Detroit Rock City: The Uncensored History of Rock 'n' Roll in America's Loudest City
- First edition
- Author: Steve Miller
- Language: English
- Subject: Rock and Roll
- Genre: Music
- Publisher: Da Capo Press
- Publication date: June 25, 2013
- Publication place: United States
- Pages: 312
- ISBN: 978-0306820656
- Dewey Decimal: 781.660977434
- LC Class: ML3534.3 .M59

= Detroit Rock City (book) =

Book by Steve Miller

Detroit Rock City: The Uncensored History of Rock 'n' Roll in America's Loudest City is a book by Steve Miller, a Michigan-based journalist. It chronicles Detroit bands from 1967 to the 2000s. The book's narrative is told through verbatim quotes. It was released on June 25, 2013, by Da Capo Press.

==About the book==
The 336-page book, which reached #5 on Amazon.com in the rock and roll Bestsellers category, is an oral history of Detroit rock and roll. It offers quotes from the rock stars, club promoters, fans, producers and others involved in the scenes. It chronicles the careers of '60s and '70s icons like Iggy & The Stooges, Bob Seger, Alice Cooper and The MC5, but also tells of The Romantics, Negative Approach, Insane Clown Posse and The White Stripes. On July 17, 2013, White's Third Man Records in Nashville hosted a book-signing and discussion with the book's author Steve Miller and a panel of Detroit music insiders.

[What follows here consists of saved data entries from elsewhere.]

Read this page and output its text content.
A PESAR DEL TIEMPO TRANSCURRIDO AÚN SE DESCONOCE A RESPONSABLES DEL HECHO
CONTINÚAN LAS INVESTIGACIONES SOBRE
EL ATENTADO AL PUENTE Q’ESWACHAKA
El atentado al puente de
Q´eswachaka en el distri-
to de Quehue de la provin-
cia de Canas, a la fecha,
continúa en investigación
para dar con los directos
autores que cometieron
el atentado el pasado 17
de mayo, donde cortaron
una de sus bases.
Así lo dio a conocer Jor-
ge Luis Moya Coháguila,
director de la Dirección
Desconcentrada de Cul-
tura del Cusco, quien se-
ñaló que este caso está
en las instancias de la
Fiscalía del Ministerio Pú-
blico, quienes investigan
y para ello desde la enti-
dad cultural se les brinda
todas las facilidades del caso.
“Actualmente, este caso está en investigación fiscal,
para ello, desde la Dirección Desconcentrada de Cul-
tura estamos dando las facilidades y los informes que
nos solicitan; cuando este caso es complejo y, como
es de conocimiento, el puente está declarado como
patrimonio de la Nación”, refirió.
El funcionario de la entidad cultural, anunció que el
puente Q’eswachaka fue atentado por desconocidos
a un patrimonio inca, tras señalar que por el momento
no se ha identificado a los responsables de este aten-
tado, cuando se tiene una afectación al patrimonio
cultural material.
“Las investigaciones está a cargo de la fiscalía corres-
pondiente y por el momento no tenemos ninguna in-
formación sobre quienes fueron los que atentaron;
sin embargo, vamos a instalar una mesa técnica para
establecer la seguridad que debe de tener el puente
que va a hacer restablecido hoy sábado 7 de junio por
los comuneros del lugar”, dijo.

The book features new interviews with guitar legends Ted Nugent, Dick Wagner (of The Frost) and James Williamson of The Stooges, among others. There is also exclusive interviews with Jack White, Suzi Quatro and Andrew W.K.

It tells of the psychedelic Grande Ballroom days and the Eastown Theater - where national superstar bands shared the stage with local acts. Other venues included are Michigan Palace, Bookies Club 870, City Club, Gold Dollar, and Magic Stick – all popular venues in the Detroit area.

==Reviews==
To date, the book has received a largely positive response from critics, including favorable reviews from glossy rock magazine like Uncut Magazine and Mojo Magazine, among others. The Wall Street Journal critic David Kirby had this to say in a July 5, 2013 review: "We get a picture of a dysfunctional Detroit scene that, like a negative image, shows what is needed to make great, lasting art by depicting its opposite. That makes the book worth reading, if in a perverse way.

On July 24, 2013 The Boston Globe posted a review saying, "This book is not for the squeamish. But if you truly love rock 'n' roll, you'll enjoy the ride."

The Hollywood Reporter wrote this on July 23, 2013: "A punk rock overlap with "Please Kill Me" provides some of the book's most arresting passages with Motor City figureheads like Sinclair, The MC5's Wayne Kramer and head Stooge Iggy Pop, who poses front and center on the book's cover, providing insights, contexts and entertaining asides." The review goes on to say that "the story bogs down" at points, and notes that the book ignores black artists, including "the Motown legends".

On June 21, 2013 The Austin Chronicles Kevin Curtin commended the flow of the book: "With its scriptlike format, Detroit Rock City … makes you feel like you were in the scrum", but pointed out the book "didn't draw any over-arching conclusions".

Record Collector reviewer Joel McIver, in the June 2013 issue, wrote this: "This book is for anyone who thinks that New York, Los Angeles and possibly Nashville are America's only musical capitals. After reading Detroit Rock City, you'll be convinced that Michigan's automotive metropolis has always outdone any other US hub ... Great job, Miller."